Survivors – I speak as one (and, incidentally, though my own experience was 20 years ago I can remember every detail of it as if it were yesterday, so don’t ever bother me with any ‘faulty memory’ defence for anyone either) – do it all the time. What just happened can’t have happened, we say. We minimise, we try and reinterpret, normalise and deny, push it down inside us, try and squash it into different shapes so we can fit it
in with what we thought we knew about the person, about people, about the world. We don’t want this new and awful knowledge about how things are raining down upon us. It hurts. So we duck, we cover, we try to hide.

We do that as individuals directly affected, but society does it collectively too. It tries to protect its worldview. It tries to protect itself against letting in new knowledge that, if accepted
all at once, would overwhelm it. 



And it doesn’t work.

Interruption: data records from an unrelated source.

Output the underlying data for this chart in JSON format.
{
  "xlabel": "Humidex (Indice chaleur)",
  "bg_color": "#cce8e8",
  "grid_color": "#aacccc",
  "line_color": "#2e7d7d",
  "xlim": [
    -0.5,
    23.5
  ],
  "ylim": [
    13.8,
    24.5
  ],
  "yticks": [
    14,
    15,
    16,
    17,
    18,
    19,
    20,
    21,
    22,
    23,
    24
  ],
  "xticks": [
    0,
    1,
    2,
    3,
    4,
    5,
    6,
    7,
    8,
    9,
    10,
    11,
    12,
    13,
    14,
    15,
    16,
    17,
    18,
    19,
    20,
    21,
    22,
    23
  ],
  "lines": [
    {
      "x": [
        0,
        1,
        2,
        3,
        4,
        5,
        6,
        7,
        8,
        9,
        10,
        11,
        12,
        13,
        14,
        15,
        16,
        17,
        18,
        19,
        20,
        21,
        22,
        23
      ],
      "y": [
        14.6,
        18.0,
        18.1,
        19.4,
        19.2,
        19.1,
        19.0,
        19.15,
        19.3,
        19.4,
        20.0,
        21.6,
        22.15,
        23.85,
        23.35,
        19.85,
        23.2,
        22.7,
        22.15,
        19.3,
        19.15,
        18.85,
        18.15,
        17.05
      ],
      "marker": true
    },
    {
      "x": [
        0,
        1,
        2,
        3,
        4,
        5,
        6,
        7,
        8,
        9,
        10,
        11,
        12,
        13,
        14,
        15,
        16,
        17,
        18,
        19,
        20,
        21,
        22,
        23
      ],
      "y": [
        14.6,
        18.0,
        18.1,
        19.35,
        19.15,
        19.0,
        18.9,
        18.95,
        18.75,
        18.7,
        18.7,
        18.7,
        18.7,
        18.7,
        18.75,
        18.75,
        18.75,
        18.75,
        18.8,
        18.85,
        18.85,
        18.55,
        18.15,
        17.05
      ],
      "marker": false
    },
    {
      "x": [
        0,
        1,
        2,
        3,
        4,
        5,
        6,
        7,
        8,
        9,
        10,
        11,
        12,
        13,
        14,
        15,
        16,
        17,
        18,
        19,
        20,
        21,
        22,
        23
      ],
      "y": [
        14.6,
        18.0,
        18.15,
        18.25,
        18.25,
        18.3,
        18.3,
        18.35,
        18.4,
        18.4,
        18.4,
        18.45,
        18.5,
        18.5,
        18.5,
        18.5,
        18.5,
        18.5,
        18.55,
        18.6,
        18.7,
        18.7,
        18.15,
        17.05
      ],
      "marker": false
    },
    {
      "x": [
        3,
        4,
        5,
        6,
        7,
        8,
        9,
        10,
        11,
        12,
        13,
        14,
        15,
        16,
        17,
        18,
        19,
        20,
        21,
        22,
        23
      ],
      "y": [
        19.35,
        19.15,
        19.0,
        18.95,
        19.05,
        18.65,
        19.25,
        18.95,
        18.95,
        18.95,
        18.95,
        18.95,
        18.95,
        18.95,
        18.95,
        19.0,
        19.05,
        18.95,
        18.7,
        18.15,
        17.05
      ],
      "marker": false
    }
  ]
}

It doesn’t work with individuals: sooner or later, that experience, that knowledge reasserts itself, resumes its rightful size and shape. And you must admit and accommodate it, deal with the fact that your life will forever be a different shape because of it, or go mad.

And so must society. Everyone must stop being in denial. Assault, rape, every kind of sexual violence against women is real, is endemic and the truth of that must – sooner or later – be faced. My friend and the millions like him must admit the size and scale of the problem – and start to deal with it. And it will hurt. It will hurt a lot. But the alternative is that we all go mad.